Érase una vez un hombre rodeado de muerte, rodeado de enfermedad y rodeado de mujeres. Érase una vez una mente y un alma torturadas y salvadas por su propio talento artístico. Érase una vez Edvard Munch.
Nacido en una granja en una aldea noruega, crecióa partir de su primer año de edad en Christiania, la actual Oslo. Su madre murió cuando él contaba apenas cinco años. Pero esa no fue la única desgracia que le tocó vivir, su hermana favorita, Sophie, con quien compartía amistad y aficiones artísticas, murió muy joven de tuberculosis. Esa enfermedad se llevaría a más miembros de su familia, como la tía que se ocupó de criar a los cinco hermanos. Otra de sus hermanas fue ingresada en un manicomio con una enfermedad mental. Murió su padre y otro hermano. Y Edvard no supo digerir tanta muerte y desgracia más que a través del arte.
Su cuadro más conocido, El Grito, es una muestra perfecta. Pero más allá de la ansiedad y la angustia, también vivió el amor, eso sí, de manera enfermiza, obsesiva y dolorosa, como no podía ser de otra manera.

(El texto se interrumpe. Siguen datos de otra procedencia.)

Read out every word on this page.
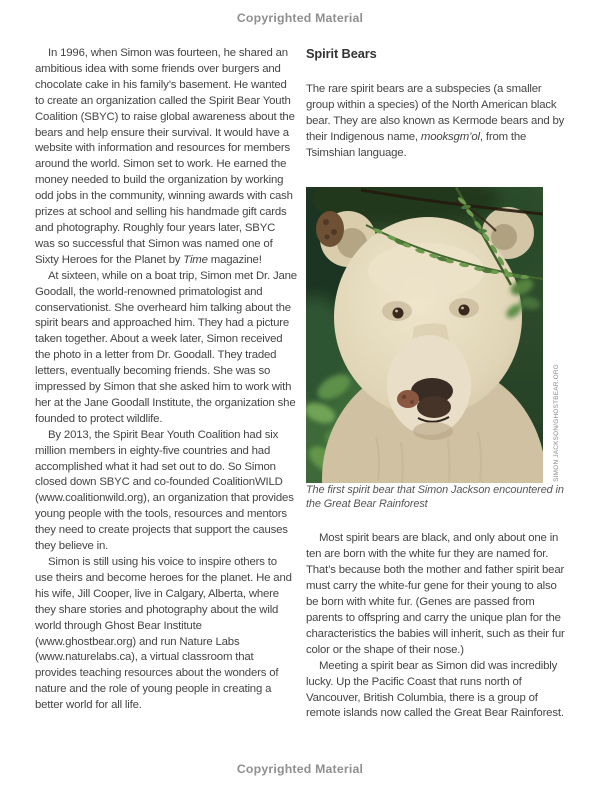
Copyrighted Material

In 1996, when Simon was fourteen, he shared an ambitious idea with some friends over burgers and chocolate cake in his family’s basement. He wanted to create an organization called the Spirit Bear Youth Coalition (SBYC) to raise global awareness about the bears and help ensure their survival. It would have a website with information and resources for members around the world. Simon set to work. He earned the money needed to build the organization by working odd jobs in the community, winning awards with cash prizes at school and selling his handmade gift cards and photography. Roughly four years later, SBYC was so successful that Simon was named one of Sixty Heroes for the Planet by Time magazine!

At sixteen, while on a boat trip, Simon met Dr. Jane Goodall, the world-renowned primatologist and conservationist. She overheard him talking about the spirit bears and approached him. They had a picture taken together. About a week later, Simon received the photo in a letter from Dr. Goodall. They traded letters, eventually becoming friends. She was so impressed by Simon that she asked him to work with her at the Jane Goodall Institute, the organization she founded to protect wildlife.

By 2013, the Spirit Bear Youth Coalition had six million members in eighty-five countries and had accomplished what it had set out to do. So Simon closed down SBYC and co-founded CoalitionWILD (www.coalitionwild.org), an organization that provides young people with the tools, resources and mentors they need to create projects that support the causes they believe in.

Simon is still using his voice to inspire others to use theirs and become heroes for the planet. He and his wife, Jill Cooper, live in Calgary, Alberta, where they share stories and photography about the wild world through Ghost Bear Institute (www.ghostbear.org) and run Nature Labs (www.naturelabs.ca), a virtual classroom that provides teaching resources about the wonders of nature and the role of young people in creating a better world for all life.

Spirit Bears

The rare spirit bears are a subspecies (a smaller group within a species) of the North American black bear. They are also known as Kermode bears and by their Indigenous name, mooksgm’ol, from the Tsimshian language.

SIMON JACKSON/GHOSTBEAR.ORG

The first spirit bear that Simon Jackson encountered in the Great Bear Rainforest

Most spirit bears are black, and only about one in ten are born with the white fur they are named for. That’s because both the mother and father spirit bear must carry the white-fur gene for their young to also be born with white fur. (Genes are passed from parents to offspring and carry the unique plan for the characteristics the babies will inherit, such as their fur color or the shape of their nose.)

Meeting a spirit bear as Simon did was incredibly lucky. Up the Pacific Coast that runs north of Vancouver, British Columbia, there is a group of remote islands now called the Great Bear Rainforest.

Copyrighted Material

En su serie El Friso de la Vida. Un Poema sobre la Vida, el Amor y la Muerte, muestra su percepción del amor y de la mujer. Se trata de una mujer en la que se recogen varias caras, que mezcla su dolor por la muerte de su madre (de quien apenas guardaba recuerdos), y de su hermana (que vivió de manera terrible) junto con la devoción que sintió por el amor de su vida, Tulla Larsen, una mujer liberada de clase alta, avanzada para su época, pero que quería casarse con Edvard. Munch, cuyos primeros ascendientes intelectuales fueron los intelectuales anarquistas noruegos, no se veía preparado para ello. Y tras idas, venidas, caídas y recaídas del pintor en los brazos del alcohol, ella terminó por casarse con un colega más joven, lo que sumió a Munch en un estado de desesperación brutal.
En el cuadro El Baile de la Vida, pintado en pleno romance, aparecen tres mujeres, todas ellas representaciones de Tulla.
A la luz de la luna, que deja una estela fálica sobre el mar, tan típica de Munch, vemos a lo lejos varias parejas enzarzadas en un apasionado baile. Y en primer término, bailan Edvard y Tulla, escoltados por una joven y una mujer madura. La joven, vestida de blanco con flores, representa la ingenuidad del comienzo del enamoramiento. La mujer mayor, de riguroso negro, representa la decepción del final del romance. Y en medio, Tulla envuelve a Edvard con su encanto, y hasta con su vestido, mostrando la completa entrega del pintor a su amada.
Eso era la vida para Munch: entrega y decepción, abandono irremediable por las mujeres de su vida: su madre, su hermana, su amada Tulla.
Nos dejó una ingente obra en la que expresó sus sentimientos más profundos como pocos creadores. Hay un trozo de humanidad en cada uno de sus trazos.